Сегодня у Галины Павловны Вишневской юбилейная дата.
Великая певица, чья жизнь стала знаком целой эпохи в истории России, а бескомпромиссная личность – синонимом совести.
По традиции в этот день вокруг нее соберутся семья, друзья, музыканты, ученики, поклонники. Не будет только Мстислава Ростроповича, музой которого до конца дней оставалась только она – Галина Вишневская, легенда оперной сцены, царица, как ее величают в музыкальном мире.
Вишневская прожила такую жизнь, которой хватило бы на несколько судеб, но она и сама почти полвека творила незабываемые жизни на сцене, создавая образы, возносившие души людей на высоту чуда и человеческой правды одновременно.
Сегодня в честь Галины Вишневской в Концертном зале имени Чайковского состоится гала-концерт “Вишневская, vivat!”, поставленный художественным руководителем “Геликон-Оперы”, народным артистом России Дмитрием Бертманом. Трансляцию концерта будет вести канал “Культура”. А накануне юбилейного торжества Галина Павловна дала большое интервью для “Российской газеты”.
Петь – значит дышать
– Ваша жизнь изменилась после ухода Мстислава Ростроповича. В чем сегодня находите жизненный стимул, на чем концентрируетесь?
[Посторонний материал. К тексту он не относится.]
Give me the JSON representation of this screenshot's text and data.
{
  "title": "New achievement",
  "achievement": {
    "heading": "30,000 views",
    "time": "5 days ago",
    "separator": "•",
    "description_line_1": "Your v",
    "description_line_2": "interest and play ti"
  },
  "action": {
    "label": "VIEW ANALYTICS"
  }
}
– Работа. Это то, чему я отдала свою жизнь. Работа останется до самых последних моих дней, сколько Бог их еще отмеряет. Ушел Мстислав Леопольдович – не только муж, и какой! Ушел великий, уникальнейший артист ХХ века, совершенно неповторимый, ни на кого не похожий! Но я должна жить: у меня семья – шесть внуков, две дочери с мужьями. Я всех их очень люблю.
– Вы уже десятый год преподаете в своем Центре оперного пения в Москве. Планов написать книгу о пении не появилось?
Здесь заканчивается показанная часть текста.